“我有我自己的事情,我有我自己的工作,盛世,你这样困着我,有什么意思?你有你的工作和事情,你不该把那些精力浪费在我的身上,我们两个就当没有遇见过行吗?你当你的大明星,我做我自己的事情,我们互不相干,互不牵扯,盛世,你放我走,行吗?”
这些话是她想了很久很久的话,也是在这不见的日子里,积攒下来的勇气,才敢和盛世说这样的话,她不明白盛世要干什么?就算是现在的盛世要来找她算那些年的旧账,她保证,只要盛世说要怎么还,她白想绝无二话。
可是现在这般模样,实在与想象之中的有失偏颇,他一个大明星,要什么有什么,和她在这耗什么,和她有什么牵扯?
“做你自己的事情?”盛世冷笑一声:“就是拖着行李箱,四处流浪,睡大街,被人抢,被人骗,大半夜的坐在天桥上没有栖身的旅馆?漫无目的的流浪着,连你父亲都不去祭拜?”
盛世的话犹如零下冬夜的冰水,从白想的头顶上,毫无留情的浇了下来,然后还把她丢在了零下的冬夜里,让她从脚,从手,从皮肤到血液里面,都冰冷的抽搐,不敢挪动。
“你查我?”
好久,白想才找回自己存在,怔愣着,沙哑着声音问盛世。
盛世没有回答白想的话,径直的又跳过了这样的话题,直接道:
“白想,我已经说过了,你欠我的都还没有还,你有什么资格说走?跑了那么多年,我能够容忍,已经是莫大的恩赐了,你最好不要再来挑战我的底线。”
那边说完,“啪”的一声就把电话挂断了,嘟嘟嘟的忙音从话筒里传出去,真真切切的告诉着白想,她和盛世的谈话,又再一次的不欢而散了。

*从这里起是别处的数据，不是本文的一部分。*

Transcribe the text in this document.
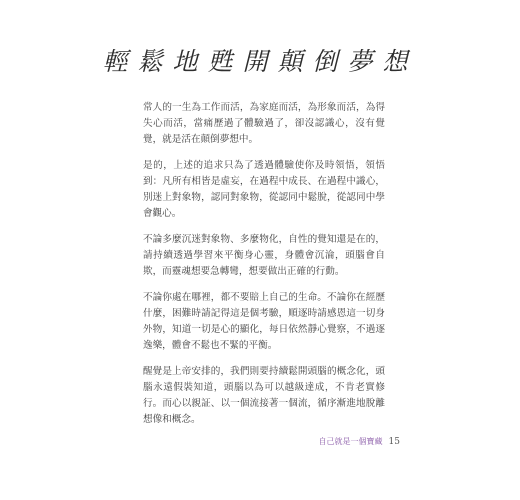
輕鬆地甦開顛倒夢想

常人的一生為工作而活，為家庭而活，為形象而活，為得失心而活，當痛歷過了體驗過了，卻沒認識心，沒有覺覺，就是活在顛倒夢想中。

是的，上述的追求只為了透過體驗使你及時領悟，領悟到：凡所有相皆是虛妄，在過程中成長、在過程中識心，別迷上對象物，認同對象物，從認同中鬆脫，從認同中學會觀心。

不論多麼沉迷對象物、多麼物化，自性的覺知還是在的，請持續透過學習來平衡身心靈，身體會沉淪，頭腦會自欺，而靈魂想要急轉彎，想要做出正確的行動。

不論你處在哪裡，都不要賠上自己的生命。不論你在經歷什麼，困難時請記得這是個考驗，順逐時請感恩這一切身外物，知道一切是心的顯化，每日依然靜心覺察，不過逐逸樂，體會不鬆也不緊的平衡。

醒覺是上帝安排的，我們則要持續鬆開頭腦的概念化，頭腦永遠假裝知道，頭腦以為可以越級達成，不肯老實修行。而心以親証、以一個流接著一個流，循序漸進地脫離想像和概念。

自己就是一個寶藏 15
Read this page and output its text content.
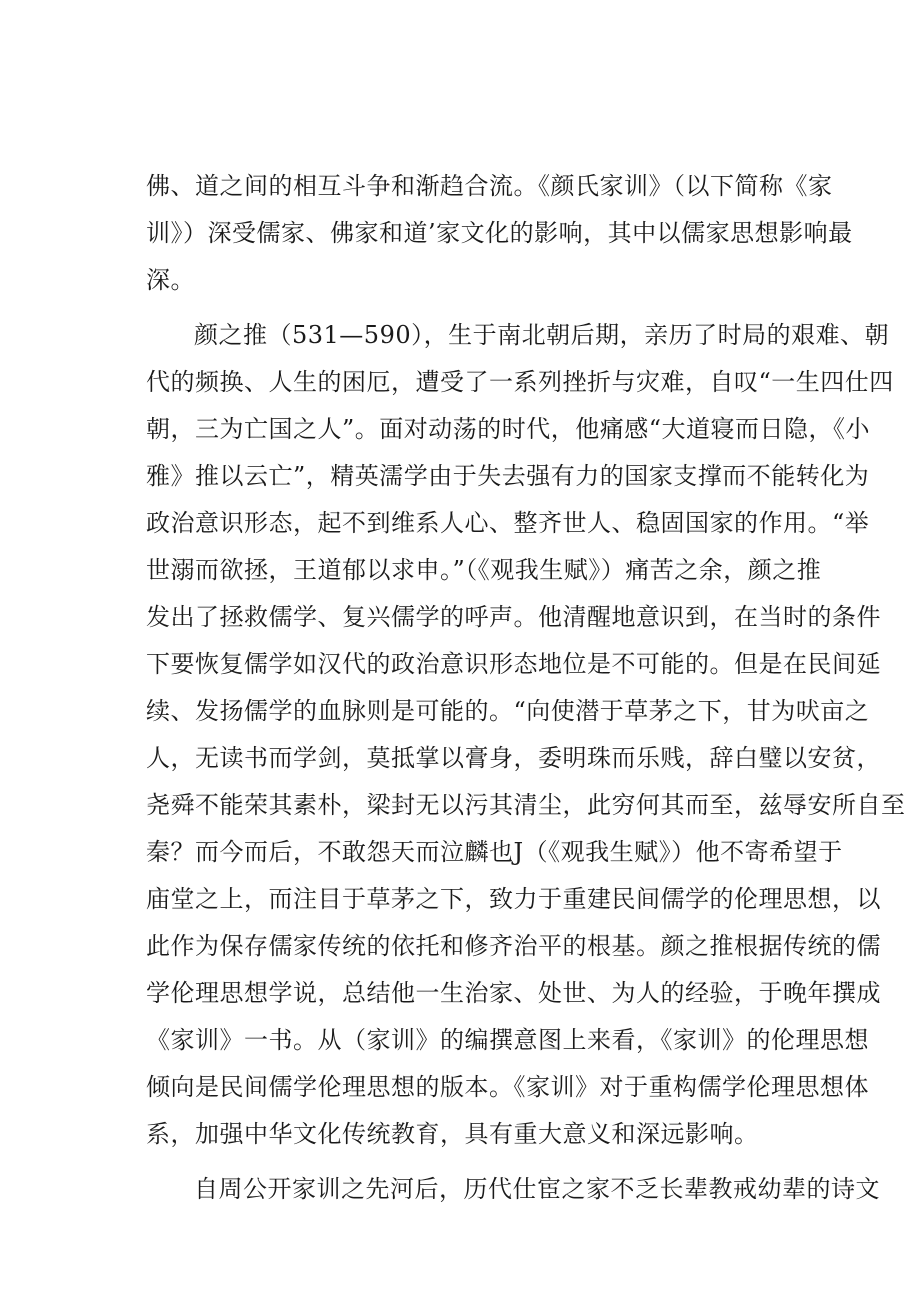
佛、道之间的相互斗争和渐趋合流。《颜氏家训》（以下简称《家
训》）深受儒家、佛家和道’家文化的影响，其中以儒家思想影响最
深。
颜之推（531—590），生于南北朝后期，亲历了时局的艰难、朝
代的频换、人生的困厄，遭受了一系列挫折与灾难，自叹“一生四仕四
朝，三为亡国之人”。面对动荡的时代，他痛感“大道寝而日隐，《小
雅》推以云亡”，精英濡学由于失去强有力的国家支撑而不能转化为
政治意识形态，起不到维系人心、整齐世人、稳固国家的作用。“举
世溺而欲拯，王道郁以求申。”（《观我生赋》）痛苦之余，颜之推
发出了拯救儒学、复兴儒学的呼声。他清醒地意识到，在当时的条件
下要恢复儒学如汉代的政治意识形态地位是不可能的。但是在民间延
续、发扬儒学的血脉则是可能的。“向使潜于草茅之下，甘为吠亩之
人，无读书而学剑，莫抵掌以膏身，委明珠而乐贱，辞白璧以安贫，
尧舜不能荣其素朴，梁封无以污其清尘，此穷何其而至，兹辱安所自至
秦？而今而后，不敢怨天而泣麟也J（《观我生赋》）他不寄希望于
庙堂之上，而注目于草茅之下，致力于重建民间儒学的伦理思想，以
此作为保存儒家传统的依托和修齐治平的根基。颜之推根据传统的儒
学伦理思想学说，总结他一生治家、处世、为人的经验，于晚年撰成
《家训》一书。从（家训》的编撰意图上来看，《家训》的伦理思想
倾向是民间儒学伦理思想的版本。《家训》对于重构儒学伦理思想体
系，加强中华文化传统教育，具有重大意义和深远影响。
自周公开家训之先河后，历代仕宦之家不乏长辈教戒幼辈的诗文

白想甚至都来不及去再去质问盛世,盛世就已经把电话给掐断了。
面对盛世,曾经是无可奈何,如今更是无可奈何。
接到盛世的电话,听到盛世的声音,白想就是不需要去冲冷水澡,此时此刻也变的越发的清醒,她站在原地怔愣了许久,才缓缓动身,爬到床上去,扯过被子,蜷缩在里面,睁大着眼睛,瞅着里面漆黑无比的空间,一夜无眠。